Step 4: Configure Import Options
- Column mapping (CSV only): Map CSV columns to DynamoDB attribute names and select the attribute type (S, N, BOOL, L, M, etc.) for each column.
- Batch size: Number of items per
BatchWriteItemrequest. Default: 25 (DynamoDB maximum). - Skip errors: Log failed items to an error file and continue, rather than stopping on the first error.
Step 5: Run the Import
Click Import. DocKit sends BatchWriteItem requests in parallel, respecting DynamoDB's rate limits. A progress indicator shows items written and any errors.
Supported Formats
| Format | Import | Export | ES/OS | DynamoDB | Notes |
|---|---|---|---|---|---|
| JSON | ✅ | ✅ | ✅ | ✅ | Full fidelity, supports nested objects |
| CSV | ✅ | ✅ | ✅ | ✅ | Flat data only; requires column mapping on import |
| Elasticsearch Bulk | ✅ | ✅ | ✅ | ❌ | Fastest for ES/OS migrations |
Troubleshooting
Export fails with "scroll context missing"
This happens when an Elasticsearch scroll context expires during a large export. DocKit automatically retries with a new scroll context. If this occurs frequently, check that your Elasticsearch scroll timeout is set to at least 5m.
Import is slow
- Increase batch size to 1000–2000 documents per request.
- Increase concurrency to 4–8 parallel requests.
- Ensure the target cluster is not under heavy load.
- For DynamoDB, check that the table has sufficient provisioned write capacity or is in on-demand mode.
CSV import shows incorrect types
Use the column mapping dialog to explicitly set the type for each CSV column. DocKit defaults to String for columns it cannot auto-detect.

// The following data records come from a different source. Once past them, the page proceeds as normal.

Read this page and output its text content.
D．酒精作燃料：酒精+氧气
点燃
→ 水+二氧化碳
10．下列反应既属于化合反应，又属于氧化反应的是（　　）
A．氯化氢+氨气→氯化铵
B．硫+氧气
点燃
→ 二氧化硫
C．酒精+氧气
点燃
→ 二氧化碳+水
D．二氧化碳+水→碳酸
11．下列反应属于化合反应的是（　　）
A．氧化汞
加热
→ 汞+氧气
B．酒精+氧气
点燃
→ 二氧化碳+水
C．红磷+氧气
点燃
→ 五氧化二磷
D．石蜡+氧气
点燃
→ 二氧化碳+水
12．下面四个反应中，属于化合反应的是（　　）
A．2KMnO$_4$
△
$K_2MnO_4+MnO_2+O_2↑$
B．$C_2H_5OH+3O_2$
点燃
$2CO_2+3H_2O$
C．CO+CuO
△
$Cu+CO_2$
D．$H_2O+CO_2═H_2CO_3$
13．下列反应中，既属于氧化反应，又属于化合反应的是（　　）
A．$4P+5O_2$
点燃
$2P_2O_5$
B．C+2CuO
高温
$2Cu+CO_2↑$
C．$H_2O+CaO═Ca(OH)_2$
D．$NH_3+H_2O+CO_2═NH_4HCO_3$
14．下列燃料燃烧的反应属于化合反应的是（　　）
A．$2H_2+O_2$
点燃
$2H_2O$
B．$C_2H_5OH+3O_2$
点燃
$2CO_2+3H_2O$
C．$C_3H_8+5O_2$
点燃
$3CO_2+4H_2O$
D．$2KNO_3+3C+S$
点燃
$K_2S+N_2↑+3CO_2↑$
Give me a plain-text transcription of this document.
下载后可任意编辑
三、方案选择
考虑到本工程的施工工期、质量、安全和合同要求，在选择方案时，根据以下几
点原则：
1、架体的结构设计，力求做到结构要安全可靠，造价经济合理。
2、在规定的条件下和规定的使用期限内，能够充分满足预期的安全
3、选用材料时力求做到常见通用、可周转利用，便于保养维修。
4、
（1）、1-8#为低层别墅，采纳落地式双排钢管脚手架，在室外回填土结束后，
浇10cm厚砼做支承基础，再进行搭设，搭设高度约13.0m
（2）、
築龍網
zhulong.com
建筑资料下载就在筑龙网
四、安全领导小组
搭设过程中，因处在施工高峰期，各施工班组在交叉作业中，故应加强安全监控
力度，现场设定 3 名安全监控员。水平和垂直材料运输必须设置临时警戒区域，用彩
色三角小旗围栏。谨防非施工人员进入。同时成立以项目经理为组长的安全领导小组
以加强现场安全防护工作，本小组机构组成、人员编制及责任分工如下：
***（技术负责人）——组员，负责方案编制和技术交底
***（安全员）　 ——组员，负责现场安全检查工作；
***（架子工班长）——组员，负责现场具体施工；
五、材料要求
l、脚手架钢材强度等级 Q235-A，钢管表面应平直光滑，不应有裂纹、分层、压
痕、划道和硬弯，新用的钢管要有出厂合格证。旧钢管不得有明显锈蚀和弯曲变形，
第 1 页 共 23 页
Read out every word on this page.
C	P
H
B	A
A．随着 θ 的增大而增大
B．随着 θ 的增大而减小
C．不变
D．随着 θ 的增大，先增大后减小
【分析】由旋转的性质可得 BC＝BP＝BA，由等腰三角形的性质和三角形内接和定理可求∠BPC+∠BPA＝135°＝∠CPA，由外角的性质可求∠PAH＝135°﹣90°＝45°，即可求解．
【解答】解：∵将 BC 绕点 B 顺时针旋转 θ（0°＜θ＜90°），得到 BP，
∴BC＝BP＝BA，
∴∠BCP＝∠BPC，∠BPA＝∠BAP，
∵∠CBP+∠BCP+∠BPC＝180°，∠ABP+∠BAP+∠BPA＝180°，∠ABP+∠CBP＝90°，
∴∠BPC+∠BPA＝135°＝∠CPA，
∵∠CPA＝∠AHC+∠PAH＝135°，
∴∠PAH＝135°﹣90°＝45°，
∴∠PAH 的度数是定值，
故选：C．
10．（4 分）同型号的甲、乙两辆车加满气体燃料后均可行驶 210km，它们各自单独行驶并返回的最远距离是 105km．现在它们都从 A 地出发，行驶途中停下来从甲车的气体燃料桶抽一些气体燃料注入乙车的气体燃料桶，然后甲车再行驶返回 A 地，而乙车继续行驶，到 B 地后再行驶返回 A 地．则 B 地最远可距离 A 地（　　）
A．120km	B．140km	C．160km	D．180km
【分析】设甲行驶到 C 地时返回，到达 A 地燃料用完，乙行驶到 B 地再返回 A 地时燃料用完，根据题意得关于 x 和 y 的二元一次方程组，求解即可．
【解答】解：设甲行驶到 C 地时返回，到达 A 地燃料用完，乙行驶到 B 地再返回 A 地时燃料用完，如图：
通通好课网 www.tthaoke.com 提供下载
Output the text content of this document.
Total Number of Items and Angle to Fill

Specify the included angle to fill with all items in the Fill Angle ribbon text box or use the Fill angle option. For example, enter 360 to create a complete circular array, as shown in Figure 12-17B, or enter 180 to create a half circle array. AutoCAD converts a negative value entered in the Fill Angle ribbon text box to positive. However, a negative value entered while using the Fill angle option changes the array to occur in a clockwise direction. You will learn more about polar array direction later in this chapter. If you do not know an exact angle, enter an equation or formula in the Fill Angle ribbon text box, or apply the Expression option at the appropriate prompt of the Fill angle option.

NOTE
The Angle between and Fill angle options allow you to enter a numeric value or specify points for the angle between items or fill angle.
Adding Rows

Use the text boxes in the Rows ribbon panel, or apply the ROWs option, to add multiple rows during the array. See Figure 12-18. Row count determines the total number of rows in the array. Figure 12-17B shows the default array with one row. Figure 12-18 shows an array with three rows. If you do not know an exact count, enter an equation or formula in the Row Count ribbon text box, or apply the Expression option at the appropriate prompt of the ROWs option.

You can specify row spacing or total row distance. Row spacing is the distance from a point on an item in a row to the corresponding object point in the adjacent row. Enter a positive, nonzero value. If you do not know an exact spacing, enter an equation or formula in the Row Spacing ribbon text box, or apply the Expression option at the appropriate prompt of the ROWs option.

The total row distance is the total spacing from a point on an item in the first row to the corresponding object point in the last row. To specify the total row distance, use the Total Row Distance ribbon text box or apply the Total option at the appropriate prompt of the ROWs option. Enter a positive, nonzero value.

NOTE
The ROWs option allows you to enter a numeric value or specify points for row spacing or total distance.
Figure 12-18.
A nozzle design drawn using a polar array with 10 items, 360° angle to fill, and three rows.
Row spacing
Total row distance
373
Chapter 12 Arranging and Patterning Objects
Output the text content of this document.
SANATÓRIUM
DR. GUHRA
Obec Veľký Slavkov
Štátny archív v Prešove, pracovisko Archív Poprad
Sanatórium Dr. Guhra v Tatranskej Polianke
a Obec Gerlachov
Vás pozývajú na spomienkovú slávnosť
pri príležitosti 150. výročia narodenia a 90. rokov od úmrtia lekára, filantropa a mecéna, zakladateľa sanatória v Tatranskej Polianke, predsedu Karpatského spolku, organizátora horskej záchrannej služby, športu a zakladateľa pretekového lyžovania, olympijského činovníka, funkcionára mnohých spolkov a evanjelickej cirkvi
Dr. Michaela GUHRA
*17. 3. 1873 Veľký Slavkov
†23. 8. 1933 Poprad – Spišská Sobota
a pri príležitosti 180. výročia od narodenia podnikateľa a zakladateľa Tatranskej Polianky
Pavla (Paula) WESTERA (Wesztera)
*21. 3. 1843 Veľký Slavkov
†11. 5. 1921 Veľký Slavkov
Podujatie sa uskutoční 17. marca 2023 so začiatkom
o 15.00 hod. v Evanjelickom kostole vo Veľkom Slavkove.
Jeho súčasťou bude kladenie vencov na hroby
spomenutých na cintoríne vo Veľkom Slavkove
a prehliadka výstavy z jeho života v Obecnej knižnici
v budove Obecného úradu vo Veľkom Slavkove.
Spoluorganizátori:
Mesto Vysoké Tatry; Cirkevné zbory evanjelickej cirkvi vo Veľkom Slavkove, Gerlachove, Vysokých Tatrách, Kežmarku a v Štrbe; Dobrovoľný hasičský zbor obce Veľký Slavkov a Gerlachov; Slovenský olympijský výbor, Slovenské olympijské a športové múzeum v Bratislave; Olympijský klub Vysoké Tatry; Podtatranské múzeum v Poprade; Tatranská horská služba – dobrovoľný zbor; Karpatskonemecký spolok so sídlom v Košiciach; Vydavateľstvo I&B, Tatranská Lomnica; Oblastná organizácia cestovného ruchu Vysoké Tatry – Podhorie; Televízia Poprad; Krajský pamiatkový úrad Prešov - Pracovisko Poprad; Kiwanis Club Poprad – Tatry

DynamoDB import fails with throughput exceeded
Lower the batch size or reduce the concurrency. Alternatively, switch the DynamoDB table to On-Demand billing mode before the import to avoid throttling.
File not found after export
Check the output path you specified in the Export dialog. If the path includes directories that do not exist, DocKit will fail silently. Ensure all parent directories exist before exporting.